For a Habs squad that managed to stay relatively healthy over the course of the regular season – ranking 14th in the league with 126 man-games lost – the absence of three important scoring threats presents  another obstacle in their quest for the Cup.

“Like I often tell my players throughout the season and in the playoffs, you’re going to be battling adversity. Adversity equals a challenge. And, when you’re up against a challenge, you need a good attitude to overcome that challenge,” explained Therrien, who will reveal his lineup for Game 2 closer to puck drop.

“We need to have the right attitude to rebound,” continued Therrien. “We have to play the same game we played yesterday, with the same intentions and the same intensity. You can’t forget: this is a back-to-back situation. It’s three games in four nights. Four games in six nights. So, if we continue to play the same way, we believe that we’ll be successful.”

Like his coach, Prust was emphatic that the attention of the entire team must be squarely placed on besting the Senators on the scoreboard and avoiding a 2-0 series deficit before heading to Ottawa for Games 3 and 4.

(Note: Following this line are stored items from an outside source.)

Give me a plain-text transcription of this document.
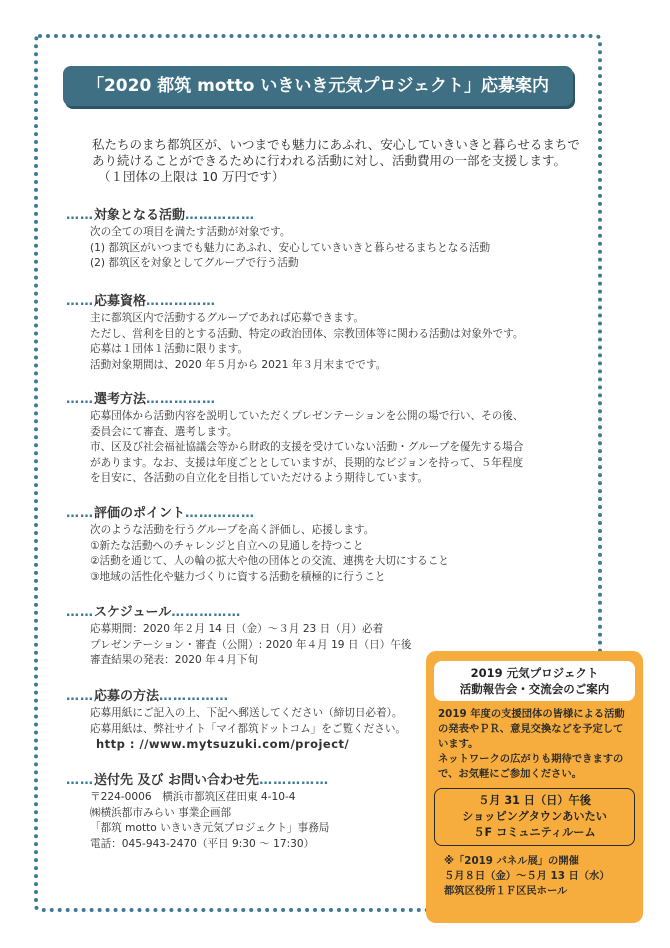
「2020 都筑 motto いきいき元気プロジェクト」応募案内
私たちのまち都筑区が、いつまでも魅力にあふれ、安心していきいきと暮らせるまちで
あり続けることができるために行われる活動に対し、活動費用の一部を支援します。
（１団体の上限は 10 万円です）
……対象となる活動……………
次の全ての項目を満たす活動が対象です。
(1) 都筑区がいつまでも魅力にあふれ、安心していきいきと暮らせるまちとなる活動
(2) 都筑区を対象としてグループで行う活動
……応募資格……………
主に都筑区内で活動するグループであれば応募できます。
ただし、営利を目的とする活動、特定の政治団体、宗教団体等に関わる活動は対象外です。
応募は１団体１活動に限ります。
活動対象期間は、2020 年５月から 2021 年３月末までです。
……選考方法……………
応募団体から活動内容を説明していただくプレゼンテーションを公開の場で行い、その後、
委員会にて審査、選考します。
市、区及び社会福祉協議会等から財政的支援を受けていない活動・グループを優先する場合
があります。なお、支援は年度ごととしていますが、長期的なビジョンを持って、５年程度
を目安に、各活動の自立化を目指していただけるよう期待しています。
……評価のポイント……………
次のような活動を行うグループを高く評価し、応援します。
①新たな活動へのチャレンジと自立への見通しを持つこと
②活動を通じて、人の輪の拡大や他の団体との交流、連携を大切にすること
③地域の活性化や魅力づくりに資する活動を積極的に行うこと
……スケジュール……………
応募期間：2020 年２月 14 日（金）～３月 23 日（月）必着
プレゼンテーション・審査（公開）: 2020 年４月 19 日（日）午後
審査結果の発表：2020 年４月下旬
……応募の方法……………
応募用紙にご記入の上、下記へ郵送してください（締切日必着）。
応募用紙は、弊社サイト「マイ都筑ドットコム」をご覧ください。
http : //www.mytsuzuki.com/project/
……送付先 及び お問い合わせ先……………
〒224-0006　横浜市都筑区荏田東 4-10-4
㈱横浜都市みらい 事業企画部
「都筑 motto いきいき元気プロジェクト」事務局
電話：045-943-2470（平日 9:30 ～ 17:30）
2019 元気プロジェクト
活動報告会・交流会のご案内
2019 年度の支援団体の皆様による活動
の発表やＰＲ、意見交換などを予定して
います。
ネットワークの広がりも期待できますの
で、お気軽にご参加ください。
５月 31 日（日）午後
ショッピングタウンあいたい
５F コミュニティルーム
※「2019 パネル展」の開催
５月８日（金）～５月 13 日（水）
都筑区役所１Ｆ区民ホール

“We’ve got to focus on winning a series and winning some hockey games, so that’s our main focus,” noted Prust, eager for the opportunity to get back to work so quickly after Thursday night’s loss. “You want to try and keep your emotions in check when you’re out there on the ice. You don’t want to be taking any penalties and put your team behind. So, stay focused on winning hockey games and doing the things that allowed us to do that this year.”

One of which, in addition to leadership, has been the Habs’ unwavering ability to stick together over the course of the lockout-shortened campaign.  That togetherness was on full display after the Canadiens held an internal team meeting leading up to Game 2.

“[The club’s stance behind Eller] shows you how unified this group is, and what kind of chemistry exists amongst them,” noted Therrien. “That’s what it demonstrates. For sure the players are frustrated to see one of their teammates like Lars Eller lying out there on the ice in that position. [That kind of reaction] shows the unity of our team.”

Down a few troops and facing a tough opponent, playing for each other is exactly what the Canadiens intend to do on Friday night to even up the series at one.